Marvel Comics is embracing diversity by introducing a new young superhero, in the form of 16-year-old Kamala Khan, a Pakistani-American Muslim girl living in New Jersey. The new Ms. Marvel will make her debut in February 2014.
For young female comic book fans, this is a time for rejoicing. The last Ms. Marvel was a blonde, blue-eyed female so the introduction of Kamala might encourage more girls of color to follow her story. There is still a lack of diversity in media but this small move is an encouraging (but not unexpected) move from Marvel Comics, which is known for confronting sensitive issues such as religion and homosexuality.
Creator G. Willow Wilson is an American who is Muslim herself. In fact, she published a memoir called “The Butterfly Mosque” about her conversion to Islam and her romance with an Egyptian man. Being responsible for such an important storyline will bring its own challenges for Wilson. She says, “Any time you do something like this, it is a bit of a risk. You’re trying to bring the audience on board and they are used to seeing something else in the pages of a comic book.”
Marvel Comics editor Sana Amanat, who is also Muslim American, will be collaborating with Wilson on developing Kamala’s storyline. Amanat says they will show Kamala’s struggle with her Muslim faith but it will not be a prime focus. Rather, the creators are determined not to come across as preachy about religion to faithful Marvel Comic readers.
Though Kamala will be shown struggling with her faith, the real story will be her relationship with her family. With a conservative brother, a paranoid mother and a strict father, the Khan family could easily be like yours; that is, if you are from a nuclear family. Aside from learning to deal with her superpowers, Kamala will contend with the pains of being a teenager and her desire to rebel. Marvel Comics will also show Kamala relating with her peers, who will see her as “different” from them.
Clearly, Kamala is different from her peers. The Marvel universe is populated with mostly male characters (two female characters will be introduced in 2014), and few are anyone of color.

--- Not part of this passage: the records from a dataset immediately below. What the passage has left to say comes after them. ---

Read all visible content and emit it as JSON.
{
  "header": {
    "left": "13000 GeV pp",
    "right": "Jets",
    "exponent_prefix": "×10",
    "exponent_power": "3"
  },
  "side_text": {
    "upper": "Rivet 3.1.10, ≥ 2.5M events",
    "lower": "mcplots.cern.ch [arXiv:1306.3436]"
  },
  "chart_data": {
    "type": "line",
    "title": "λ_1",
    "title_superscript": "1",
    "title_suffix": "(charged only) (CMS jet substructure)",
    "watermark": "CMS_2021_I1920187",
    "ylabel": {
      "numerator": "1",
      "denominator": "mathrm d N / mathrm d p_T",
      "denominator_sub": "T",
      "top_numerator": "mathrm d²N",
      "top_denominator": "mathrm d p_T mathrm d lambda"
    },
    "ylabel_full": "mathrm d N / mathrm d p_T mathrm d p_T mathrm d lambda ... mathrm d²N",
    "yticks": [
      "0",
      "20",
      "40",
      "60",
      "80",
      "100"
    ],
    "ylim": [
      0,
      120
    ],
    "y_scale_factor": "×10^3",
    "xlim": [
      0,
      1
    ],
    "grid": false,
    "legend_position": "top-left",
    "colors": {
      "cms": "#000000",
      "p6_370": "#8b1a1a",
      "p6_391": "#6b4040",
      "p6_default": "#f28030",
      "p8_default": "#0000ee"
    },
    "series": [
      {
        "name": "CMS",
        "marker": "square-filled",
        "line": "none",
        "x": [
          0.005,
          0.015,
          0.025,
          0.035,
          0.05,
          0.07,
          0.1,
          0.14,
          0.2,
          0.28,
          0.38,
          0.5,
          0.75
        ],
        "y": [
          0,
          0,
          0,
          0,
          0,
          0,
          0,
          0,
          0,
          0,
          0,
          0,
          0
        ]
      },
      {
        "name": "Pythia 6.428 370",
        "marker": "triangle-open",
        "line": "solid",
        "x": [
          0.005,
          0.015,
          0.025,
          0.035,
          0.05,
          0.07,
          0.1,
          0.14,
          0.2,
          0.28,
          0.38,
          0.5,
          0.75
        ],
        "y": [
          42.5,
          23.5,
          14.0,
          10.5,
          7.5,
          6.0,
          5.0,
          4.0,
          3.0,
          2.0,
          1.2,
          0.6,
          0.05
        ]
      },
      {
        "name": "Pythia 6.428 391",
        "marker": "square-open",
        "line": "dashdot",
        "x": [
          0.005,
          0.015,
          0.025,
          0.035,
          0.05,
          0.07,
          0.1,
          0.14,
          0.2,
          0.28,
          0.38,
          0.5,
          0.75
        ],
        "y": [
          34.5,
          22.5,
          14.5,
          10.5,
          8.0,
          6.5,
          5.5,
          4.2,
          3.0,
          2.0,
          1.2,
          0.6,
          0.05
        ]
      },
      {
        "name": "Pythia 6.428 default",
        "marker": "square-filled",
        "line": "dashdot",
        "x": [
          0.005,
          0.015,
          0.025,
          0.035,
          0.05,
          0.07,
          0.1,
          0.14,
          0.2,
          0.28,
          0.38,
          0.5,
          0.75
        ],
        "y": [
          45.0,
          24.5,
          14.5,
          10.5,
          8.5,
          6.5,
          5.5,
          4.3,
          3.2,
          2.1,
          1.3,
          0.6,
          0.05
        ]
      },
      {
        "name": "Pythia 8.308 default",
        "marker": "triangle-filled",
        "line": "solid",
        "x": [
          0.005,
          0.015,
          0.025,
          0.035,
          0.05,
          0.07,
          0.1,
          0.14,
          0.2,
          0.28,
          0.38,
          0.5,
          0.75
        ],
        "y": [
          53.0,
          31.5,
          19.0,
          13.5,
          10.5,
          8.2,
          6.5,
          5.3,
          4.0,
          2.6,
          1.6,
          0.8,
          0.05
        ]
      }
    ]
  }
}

Kamala is the first creation by Marvel Comics who is a teenager, female and a person of color. Oh, and let’s not forget the religion part. It may seem as if Kamala will carry a large load when she appoints herself as Ms. Marvel but she will have company—the previous Ms. Marvel herself, as well as the Marvel universe. They won’t be introduced right away, though; Amanat wants fans to get to know Kamala first.
“Also, as you’ll discover in the story, Kamala is a part of a much larger event in the Marvel U—which she won’t really understand the ramifications of until later down the road,” Amanat said. “We will definitely get there; we just want you to get to know Kamala first.”
Two Marvel female characters, She-Hulk and Elektra, will get their own series next year.